Jedenfalls war ich kurz davor sie zu fragen, ob ich ihr etwas leihen soll. Dann aber dachte ich, dass bei mir bald ein paar Zahnbehandlungen anstehen, was mich auch einiges kosten wird. Außerdem benötige ich Rücklagen für einen hoffentlich baldigen Umzug.
Wenn du an jemanden Geld verleihst, der deutlich überschuldet ist, sollte dir bewusst sein, dass wohl alle angefragten Banken mangels Bonität bereits abgewunken haben.
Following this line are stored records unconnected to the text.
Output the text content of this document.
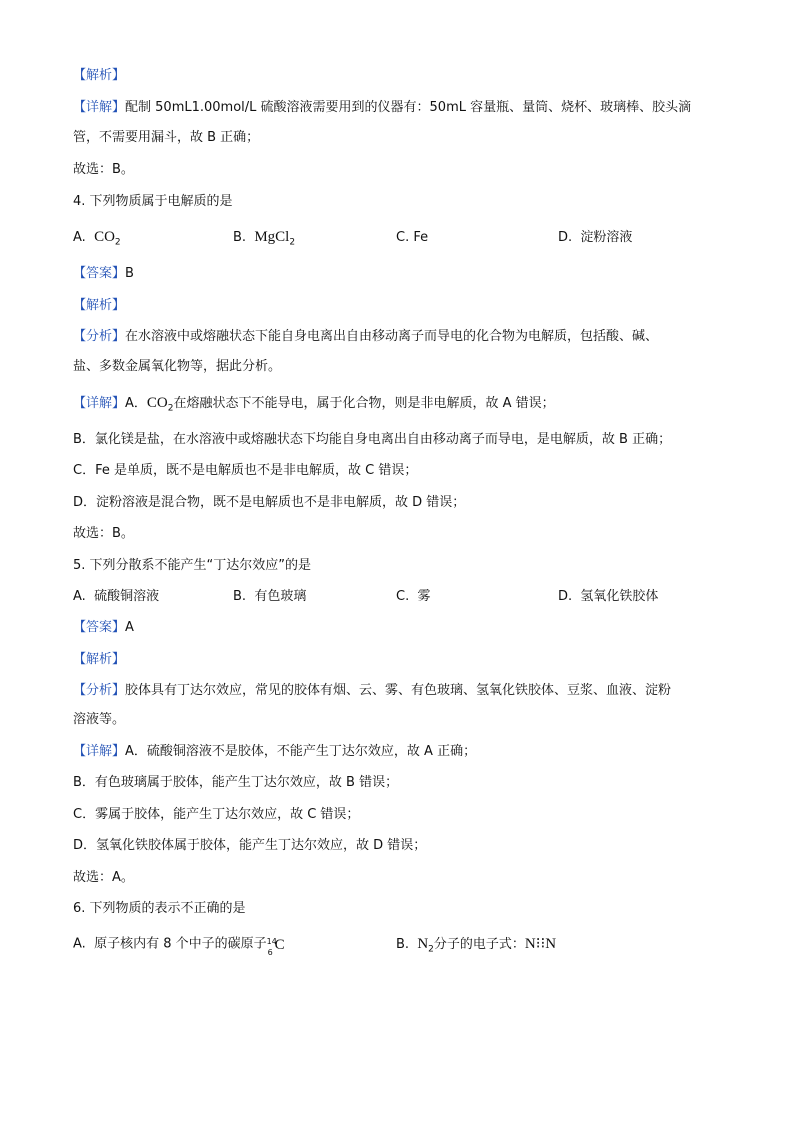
【解析】
【详解】配制 50mL1.00mol/L 硫酸溶液需要用到的仪器有：50mL 容量瓶、量筒、烧杯、玻璃棒、胶头滴
管，不需要用漏斗，故 B 正确；
故选：B。
4. 下列物质属于电解质的是
A. $CO_2$	B. MgCl$_2$	C. Fe	D. 淀粉溶液
【答案】B
【解析】
【分析】在水溶液中或熔融状态下能自身电离出自由移动离子而导电的化合物为电解质，包括酸、碱、
盐、多数金属氧化物等，据此分析。
【详解】A．$CO_2$在熔融状态下不能导电，属于化合物，则是非电解质，故 A 错误；
B．氯化镁是盐，在水溶液中或熔融状态下均能自身电离出自由移动离子而导电，是电解质，故 B 正确；
C．Fe 是单质，既不是电解质也不是非电解质，故 C 错误；
D．淀粉溶液是混合物，既不是电解质也不是非电解质，故 D 错误；
故选：B。
5. 下列分散系不能产生“丁达尔效应”的是
A. 硫酸铜溶液	B. 有色玻璃	C. 雾	D. 氢氧化铁胶体
【答案】A
【解析】
【分析】胶体具有丁达尔效应，常见的胶体有烟、云、雾、有色玻璃、氢氧化铁胶体、豆浆、血液、淀粉
溶液等。
【详解】A．硫酸铜溶液不是胶体，不能产生丁达尔效应，故 A 正确；
B．有色玻璃属于胶体，能产生丁达尔效应，故 B 错误；
C．雾属于胶体，能产生丁达尔效应，故 C 错误；
D．氢氧化铁胶体属于胶体，能产生丁达尔效应，故 D 错误；
故选：A。
6. 下列物质的表示不正确的是
A. 原子核内有 8 个中子的碳原子 14
6 C	B. $N_2$分子的电子式：N⁝⁝N
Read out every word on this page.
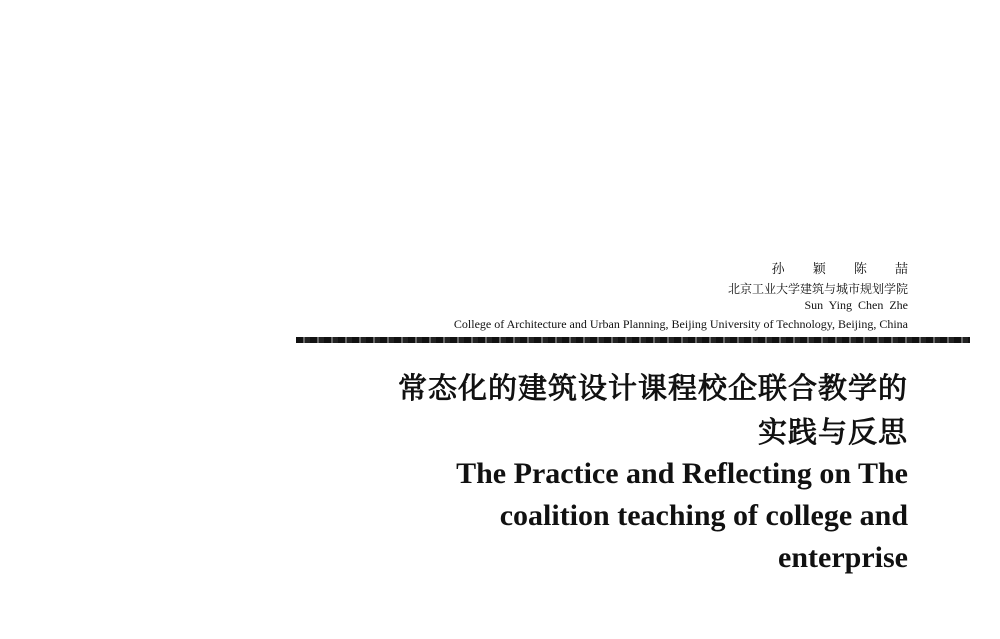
孙 颖 陈 喆
北京工业大学建筑与城市规划学院
Sun Ying Chen Zhe
College of Architecture and Urban Planning, Beijing University of Technology, Beijing, China
常态化的建筑设计课程校企联合教学的
实践与反思
The Practice and Reflecting on The
coalition teaching of college and
enterprise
Du handelst dir also einen Schuldner ein, bei dem schon Profis, die jahrelange Erfahrung haben, davon ausgehen, dass die Rückzahlung so sehr gefährdet ist, dass das Risiko selbst durch einen fantastischen Zinssatz nicht kompensiert werden kann. Da du das Geld demnächst selbst brauchst, hast du also genau richtig entschieden.
Falls du das Geld verleihst und es nicht zurückbekommst, hast du es effektiv verschenkt, denn verklagen wirst du sie kaum und selbst wenn, würdest du nur zusätzlich auf den Gerichtskosten sitzenbleiben. Du solltest es ihr also nur geben, wenn du es ihr auch schenken könntest, und danach hört sich deine Schilderung nicht an.
Sei für sie als Gesprächspartnerin da, solange du dir das von der mentalen Belastung her leisten kannst und auch willst. Aber wenn sie nach Geld fragt - und da stimme ich @TorDerSchatten zu, dass sie das bisher ja gar nicht explizit getan hat - solltest du ihr ganz sachlich erklären, dass bei dir große Ausgaben anstehen und du es dir nicht leisten kannst, Geld zu verleihen.